By Kathy Driscoll –
Let’s face it, most of us are as Irish as Paddy’s Pig.
Of course, an awful lot of people still find a bit of green somewhere inside themselves come every St. Patrick’s Day as they’re the first to grab a green sweater, stick a Kiss Me I’m Irish pin on their chest and head off to the local parade. This ritual is usually followed by a sturdy effort to “drown the shamrock” with a nice thick Guinness stout while singing “Molly Malone” at the top of their lungs with some old comrades at a favorite Irish pub. Others, of course, may decide on an alternative celebration, perhaps dancing jigs in full leprechaun gear, green beer in hand.
And at the end of the day, what comes next? A steaming plate piled high with the traditional corned beef and cabbage, of course.
Can’t wait to dig in? Maybe you should.
Not trying to bash the Irish or those who love them, but that nice moist pile of meat is packed with sodium, up to 1,286 milligrams per four-ounce portion. That’s more than half of the recommended daily sodium intake and that’s not including the fat. Add in the prerequisite potatoes and the cabbage, and traditional St.

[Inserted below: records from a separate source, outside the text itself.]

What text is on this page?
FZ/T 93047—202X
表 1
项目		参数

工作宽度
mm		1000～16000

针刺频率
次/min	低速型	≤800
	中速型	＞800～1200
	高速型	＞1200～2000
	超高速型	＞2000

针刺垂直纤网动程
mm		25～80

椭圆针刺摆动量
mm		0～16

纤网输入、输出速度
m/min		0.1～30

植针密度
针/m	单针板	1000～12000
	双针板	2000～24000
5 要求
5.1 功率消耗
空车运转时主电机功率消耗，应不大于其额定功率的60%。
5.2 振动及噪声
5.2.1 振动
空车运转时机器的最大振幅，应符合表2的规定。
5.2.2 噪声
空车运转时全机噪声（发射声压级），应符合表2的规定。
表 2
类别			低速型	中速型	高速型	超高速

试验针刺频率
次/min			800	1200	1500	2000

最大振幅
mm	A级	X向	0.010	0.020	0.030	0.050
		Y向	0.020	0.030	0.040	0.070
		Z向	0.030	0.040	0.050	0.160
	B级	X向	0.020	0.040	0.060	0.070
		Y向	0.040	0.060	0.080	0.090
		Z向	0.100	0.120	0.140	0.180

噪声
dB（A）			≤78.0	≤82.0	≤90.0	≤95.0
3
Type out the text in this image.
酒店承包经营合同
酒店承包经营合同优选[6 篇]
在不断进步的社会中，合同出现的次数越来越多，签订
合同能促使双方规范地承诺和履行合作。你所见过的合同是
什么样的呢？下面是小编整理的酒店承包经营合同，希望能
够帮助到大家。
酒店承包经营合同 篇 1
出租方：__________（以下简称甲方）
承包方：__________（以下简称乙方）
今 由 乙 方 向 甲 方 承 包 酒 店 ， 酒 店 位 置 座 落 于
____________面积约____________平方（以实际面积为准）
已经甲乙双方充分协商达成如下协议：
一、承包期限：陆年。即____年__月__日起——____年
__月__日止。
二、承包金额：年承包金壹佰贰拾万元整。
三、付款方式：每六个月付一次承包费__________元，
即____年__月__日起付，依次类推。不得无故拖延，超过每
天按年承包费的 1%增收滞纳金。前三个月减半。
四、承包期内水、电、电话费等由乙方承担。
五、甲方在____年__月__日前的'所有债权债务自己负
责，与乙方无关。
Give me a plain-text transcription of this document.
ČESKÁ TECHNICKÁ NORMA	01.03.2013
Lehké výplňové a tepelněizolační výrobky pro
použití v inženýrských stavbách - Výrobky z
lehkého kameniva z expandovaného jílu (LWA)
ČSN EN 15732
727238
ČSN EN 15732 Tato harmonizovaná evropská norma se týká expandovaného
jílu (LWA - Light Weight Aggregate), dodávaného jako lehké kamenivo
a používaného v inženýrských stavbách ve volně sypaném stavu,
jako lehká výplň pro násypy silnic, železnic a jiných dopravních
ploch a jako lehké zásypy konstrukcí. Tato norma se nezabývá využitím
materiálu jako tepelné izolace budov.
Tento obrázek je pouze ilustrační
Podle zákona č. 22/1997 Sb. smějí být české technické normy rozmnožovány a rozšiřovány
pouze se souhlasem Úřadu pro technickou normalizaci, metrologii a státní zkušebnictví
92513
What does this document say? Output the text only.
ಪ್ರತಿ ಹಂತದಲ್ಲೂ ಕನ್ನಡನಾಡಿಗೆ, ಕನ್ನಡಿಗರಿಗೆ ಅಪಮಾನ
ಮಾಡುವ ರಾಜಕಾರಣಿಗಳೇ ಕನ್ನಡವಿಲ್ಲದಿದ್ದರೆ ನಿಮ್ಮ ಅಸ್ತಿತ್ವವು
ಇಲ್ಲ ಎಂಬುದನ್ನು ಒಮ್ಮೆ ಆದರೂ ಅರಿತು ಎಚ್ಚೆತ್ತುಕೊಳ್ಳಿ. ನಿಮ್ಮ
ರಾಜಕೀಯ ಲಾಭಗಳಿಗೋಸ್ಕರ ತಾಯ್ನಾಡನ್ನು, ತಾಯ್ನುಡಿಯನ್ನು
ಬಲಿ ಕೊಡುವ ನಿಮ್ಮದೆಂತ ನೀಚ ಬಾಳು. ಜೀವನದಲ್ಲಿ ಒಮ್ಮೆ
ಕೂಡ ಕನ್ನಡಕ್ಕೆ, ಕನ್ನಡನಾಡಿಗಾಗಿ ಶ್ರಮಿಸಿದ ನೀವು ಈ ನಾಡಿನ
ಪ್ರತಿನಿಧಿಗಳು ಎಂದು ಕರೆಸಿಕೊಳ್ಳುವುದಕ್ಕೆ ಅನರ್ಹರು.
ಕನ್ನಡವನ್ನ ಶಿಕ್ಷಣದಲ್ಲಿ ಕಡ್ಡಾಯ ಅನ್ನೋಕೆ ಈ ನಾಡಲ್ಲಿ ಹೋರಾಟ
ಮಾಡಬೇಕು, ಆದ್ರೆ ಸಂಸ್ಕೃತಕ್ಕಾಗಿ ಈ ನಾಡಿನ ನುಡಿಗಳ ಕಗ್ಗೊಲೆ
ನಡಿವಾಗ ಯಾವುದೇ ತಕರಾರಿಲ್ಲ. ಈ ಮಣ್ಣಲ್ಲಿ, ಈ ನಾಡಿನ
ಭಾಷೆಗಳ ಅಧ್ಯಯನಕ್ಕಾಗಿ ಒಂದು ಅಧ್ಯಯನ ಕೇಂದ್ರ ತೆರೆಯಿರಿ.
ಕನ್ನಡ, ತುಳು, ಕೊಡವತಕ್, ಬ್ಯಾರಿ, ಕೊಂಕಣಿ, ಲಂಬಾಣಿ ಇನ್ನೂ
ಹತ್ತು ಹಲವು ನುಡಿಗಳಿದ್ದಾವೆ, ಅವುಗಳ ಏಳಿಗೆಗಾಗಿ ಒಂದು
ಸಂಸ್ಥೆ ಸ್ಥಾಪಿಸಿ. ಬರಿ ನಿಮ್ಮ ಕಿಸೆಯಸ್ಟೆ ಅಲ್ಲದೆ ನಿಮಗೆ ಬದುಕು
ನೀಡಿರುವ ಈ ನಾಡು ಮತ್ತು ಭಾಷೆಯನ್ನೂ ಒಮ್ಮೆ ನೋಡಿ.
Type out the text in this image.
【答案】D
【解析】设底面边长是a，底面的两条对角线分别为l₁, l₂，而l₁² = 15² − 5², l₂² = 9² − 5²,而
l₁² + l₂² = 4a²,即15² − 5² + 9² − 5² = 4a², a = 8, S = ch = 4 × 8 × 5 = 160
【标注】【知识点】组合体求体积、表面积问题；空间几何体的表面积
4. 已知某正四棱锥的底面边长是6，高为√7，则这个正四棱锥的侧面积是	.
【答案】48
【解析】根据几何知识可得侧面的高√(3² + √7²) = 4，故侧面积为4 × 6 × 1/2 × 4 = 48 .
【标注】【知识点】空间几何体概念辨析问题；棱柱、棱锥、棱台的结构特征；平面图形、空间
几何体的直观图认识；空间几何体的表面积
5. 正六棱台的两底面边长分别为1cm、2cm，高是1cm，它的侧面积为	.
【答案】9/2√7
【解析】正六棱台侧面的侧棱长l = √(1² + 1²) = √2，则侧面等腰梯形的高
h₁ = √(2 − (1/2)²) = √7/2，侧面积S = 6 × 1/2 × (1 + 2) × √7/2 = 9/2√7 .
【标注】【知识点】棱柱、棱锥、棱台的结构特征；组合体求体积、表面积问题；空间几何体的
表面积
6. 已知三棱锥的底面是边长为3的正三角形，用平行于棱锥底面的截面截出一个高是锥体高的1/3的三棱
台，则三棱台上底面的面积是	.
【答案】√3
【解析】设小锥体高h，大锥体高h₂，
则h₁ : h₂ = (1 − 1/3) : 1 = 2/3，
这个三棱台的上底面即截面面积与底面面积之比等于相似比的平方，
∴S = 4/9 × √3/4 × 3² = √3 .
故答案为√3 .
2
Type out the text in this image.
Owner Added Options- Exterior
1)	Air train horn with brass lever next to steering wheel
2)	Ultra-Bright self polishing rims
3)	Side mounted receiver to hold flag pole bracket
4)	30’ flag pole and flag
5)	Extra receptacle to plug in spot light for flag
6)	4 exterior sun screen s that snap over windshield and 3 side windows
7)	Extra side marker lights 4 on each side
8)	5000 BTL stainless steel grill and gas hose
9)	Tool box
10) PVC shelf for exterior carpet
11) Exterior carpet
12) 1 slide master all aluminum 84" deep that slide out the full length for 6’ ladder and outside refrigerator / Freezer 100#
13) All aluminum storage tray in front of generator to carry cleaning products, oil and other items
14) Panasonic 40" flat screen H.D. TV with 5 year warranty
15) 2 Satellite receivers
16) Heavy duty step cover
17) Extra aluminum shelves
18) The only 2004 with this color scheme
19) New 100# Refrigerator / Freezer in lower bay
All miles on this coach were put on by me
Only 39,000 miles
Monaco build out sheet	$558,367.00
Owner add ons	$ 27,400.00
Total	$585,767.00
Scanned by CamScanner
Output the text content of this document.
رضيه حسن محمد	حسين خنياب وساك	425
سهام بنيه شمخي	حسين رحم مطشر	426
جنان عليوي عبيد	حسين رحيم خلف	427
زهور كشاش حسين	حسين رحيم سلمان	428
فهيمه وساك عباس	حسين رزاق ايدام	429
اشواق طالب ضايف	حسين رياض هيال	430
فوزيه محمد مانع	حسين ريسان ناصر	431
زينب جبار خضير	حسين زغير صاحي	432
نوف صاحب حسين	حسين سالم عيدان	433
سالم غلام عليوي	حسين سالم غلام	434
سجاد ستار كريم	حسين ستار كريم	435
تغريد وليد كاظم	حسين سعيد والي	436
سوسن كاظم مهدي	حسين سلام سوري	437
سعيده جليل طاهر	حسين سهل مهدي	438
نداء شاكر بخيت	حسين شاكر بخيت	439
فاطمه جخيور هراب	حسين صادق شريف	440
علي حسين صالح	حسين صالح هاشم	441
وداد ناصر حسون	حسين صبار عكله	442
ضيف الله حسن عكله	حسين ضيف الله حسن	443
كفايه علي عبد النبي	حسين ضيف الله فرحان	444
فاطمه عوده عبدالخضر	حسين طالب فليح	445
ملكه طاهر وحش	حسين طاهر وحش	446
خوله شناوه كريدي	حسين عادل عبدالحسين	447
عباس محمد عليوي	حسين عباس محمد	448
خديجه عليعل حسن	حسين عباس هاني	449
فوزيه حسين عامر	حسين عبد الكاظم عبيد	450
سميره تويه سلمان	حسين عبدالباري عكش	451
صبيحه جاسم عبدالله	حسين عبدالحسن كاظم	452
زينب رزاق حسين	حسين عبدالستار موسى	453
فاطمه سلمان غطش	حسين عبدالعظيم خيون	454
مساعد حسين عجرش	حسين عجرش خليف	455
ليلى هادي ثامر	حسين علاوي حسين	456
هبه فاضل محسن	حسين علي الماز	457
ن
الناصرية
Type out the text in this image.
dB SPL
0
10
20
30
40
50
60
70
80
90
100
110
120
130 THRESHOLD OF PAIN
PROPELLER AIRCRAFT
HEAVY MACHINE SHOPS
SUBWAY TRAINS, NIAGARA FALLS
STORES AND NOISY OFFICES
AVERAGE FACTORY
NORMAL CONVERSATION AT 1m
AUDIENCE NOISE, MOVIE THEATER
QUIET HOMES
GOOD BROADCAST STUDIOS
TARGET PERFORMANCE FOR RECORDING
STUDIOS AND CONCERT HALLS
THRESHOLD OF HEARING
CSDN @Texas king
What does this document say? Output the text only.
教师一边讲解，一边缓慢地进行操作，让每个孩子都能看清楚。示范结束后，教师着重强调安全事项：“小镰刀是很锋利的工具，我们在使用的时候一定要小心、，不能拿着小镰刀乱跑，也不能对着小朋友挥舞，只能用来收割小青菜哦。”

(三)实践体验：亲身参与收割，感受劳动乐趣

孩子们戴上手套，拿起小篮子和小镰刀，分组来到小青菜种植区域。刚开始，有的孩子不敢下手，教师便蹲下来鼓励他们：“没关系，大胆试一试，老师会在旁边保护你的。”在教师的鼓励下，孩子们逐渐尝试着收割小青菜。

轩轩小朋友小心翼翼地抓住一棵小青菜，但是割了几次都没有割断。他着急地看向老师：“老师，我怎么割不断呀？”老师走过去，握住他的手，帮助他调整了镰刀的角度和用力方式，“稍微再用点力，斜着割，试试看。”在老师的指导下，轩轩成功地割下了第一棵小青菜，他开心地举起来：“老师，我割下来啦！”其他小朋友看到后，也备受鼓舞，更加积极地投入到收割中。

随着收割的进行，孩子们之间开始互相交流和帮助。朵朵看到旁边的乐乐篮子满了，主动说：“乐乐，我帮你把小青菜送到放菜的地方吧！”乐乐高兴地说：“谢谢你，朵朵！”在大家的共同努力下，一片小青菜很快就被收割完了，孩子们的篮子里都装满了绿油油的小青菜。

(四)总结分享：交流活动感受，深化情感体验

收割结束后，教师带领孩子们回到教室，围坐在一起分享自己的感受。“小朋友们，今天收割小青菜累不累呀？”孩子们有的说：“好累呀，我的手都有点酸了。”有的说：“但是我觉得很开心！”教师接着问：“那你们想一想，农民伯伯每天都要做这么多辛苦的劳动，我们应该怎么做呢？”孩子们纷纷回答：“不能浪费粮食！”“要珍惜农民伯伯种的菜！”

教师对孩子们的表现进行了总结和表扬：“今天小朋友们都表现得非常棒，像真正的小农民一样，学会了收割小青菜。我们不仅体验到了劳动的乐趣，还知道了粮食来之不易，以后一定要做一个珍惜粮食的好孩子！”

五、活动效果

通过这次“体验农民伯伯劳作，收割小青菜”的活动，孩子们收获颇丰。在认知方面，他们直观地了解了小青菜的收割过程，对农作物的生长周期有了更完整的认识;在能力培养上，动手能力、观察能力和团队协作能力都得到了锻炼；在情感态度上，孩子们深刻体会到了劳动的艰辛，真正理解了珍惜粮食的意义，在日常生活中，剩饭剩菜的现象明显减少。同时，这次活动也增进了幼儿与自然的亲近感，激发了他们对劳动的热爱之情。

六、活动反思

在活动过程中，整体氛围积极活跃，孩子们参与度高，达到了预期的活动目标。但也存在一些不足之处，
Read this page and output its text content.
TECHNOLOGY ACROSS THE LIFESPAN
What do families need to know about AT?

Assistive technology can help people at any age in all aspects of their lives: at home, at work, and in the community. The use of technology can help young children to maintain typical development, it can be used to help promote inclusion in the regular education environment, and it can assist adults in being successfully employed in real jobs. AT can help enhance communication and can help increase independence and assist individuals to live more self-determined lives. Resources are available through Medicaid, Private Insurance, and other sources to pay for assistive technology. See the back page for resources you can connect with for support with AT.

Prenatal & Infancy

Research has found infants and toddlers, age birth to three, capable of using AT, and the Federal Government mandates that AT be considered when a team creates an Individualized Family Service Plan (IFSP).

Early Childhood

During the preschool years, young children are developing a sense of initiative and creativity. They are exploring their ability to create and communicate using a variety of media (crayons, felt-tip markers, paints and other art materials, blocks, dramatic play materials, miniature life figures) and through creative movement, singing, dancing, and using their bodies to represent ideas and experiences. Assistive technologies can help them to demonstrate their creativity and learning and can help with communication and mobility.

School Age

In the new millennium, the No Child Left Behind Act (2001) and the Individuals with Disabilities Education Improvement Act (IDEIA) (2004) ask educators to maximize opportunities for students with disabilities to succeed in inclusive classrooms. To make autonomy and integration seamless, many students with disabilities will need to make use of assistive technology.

Paddy’s Day dish is, in fact, a “caloric bomb,” Health In A Heartbeat podcast reports.
What’s the problem? Just like real estate, it all comes down to location, location and location. Corned beef is made from brisket, the lower breast area of the cow. It is considered to be tough and fatty. To tenderize it, brine with spices, including allspice, coriander, peppercorn, mustard seeds, and bay leaf, is applied, giving corned beef that slightly sourish, salty and meaty flavor. It’s exactly what’s wanted from a traditional St. Patrick’s Day dinner if not a favorite Reuben deli sandwich.
Whether that’s what is recommended for a healthy heart, blood pressure level or waistline is another matter.
Is restaurant fare any better? No, and it may be worse because that corned beef is likely to contain another nasty additive—sodium nitrite—a common preservative that limits the growth of bacteria but adds to the high sodium content.
Side dishes can help somewhat to defuse this bomb. Think about carrots sometimes nestled next to the meat and of course, that traditional cabbage. A half-cup of cooked cabbage, alone, offers up fiber, potassium, magnesium and Vitamins A, K and C—and a fair amount of the latter.
For all the nutritional bashing, corned beef isn’t without at least a few pluses registered dietician Anne Danahy wrote on Healthline.com. It actually has significant amounts of protein, Vitamin B-12 and Iron, which helps create healthy red blood cells. The meat is also high in selenium, an important nutrient for thyroid function that also plays an important role in making DNA.
The dangers of eating any processed red meat are already well reported. It can contribute to a higher risk of health problems, including high blood pressure and heart disease. Danahy also warns that cooked red meat is also a source of polycyclic aromatic hydrocarbons, heterocyclic amines and nitrosamines, which are formed when meat is cured or cooked to high temperatures (302-662F).
The World Health Organization even classified processed meats as a carcinogen, likely to cause cancer in humans. Other studies found that eating about 2 ounces of processed meat on a daily basis might increase the risk of colorectal cancer as well.
What’s a real or would-be Irish lad or lassie to do on St. Paddy’s Day?
Start by limiting any corned beef fix to a once-a-year event and look out for an extra-lean cut, advises University of Florida researchers. Take the nutritional vetting further by trimming off the visible fat and steam-cook the cut to reduce it even more. Better yet maybe look for a healthier alternative like pork tenderloin or a slow-cooked flank steak. “These dishes are just as mouth-watering, but have far fewer calories and sodium,” the Florida researchers say.
Okay, maybe they’re not as mouth-watering as the real thing, especially for those looking to tap into their Irish roots. But these leaner cuts just may mean there will be more Shamrock days to celebrate. And ultimately, digging into something other than corned beef on St. Patrick’s Day isn’t going to violate an ancient Emerald Isle tradition. Eating corned beef, in fact, is a purely Irish American tradition that took root around 1900. Chances are any relatives or ancestors celebrating St. Paddy’s Day in the old country would have done so with yes, some beer or Irish whiskey, but also a loin of ham, possibly spring lamb or a lamb stew, heaping with onions, celery, carrots and potatoes, of course.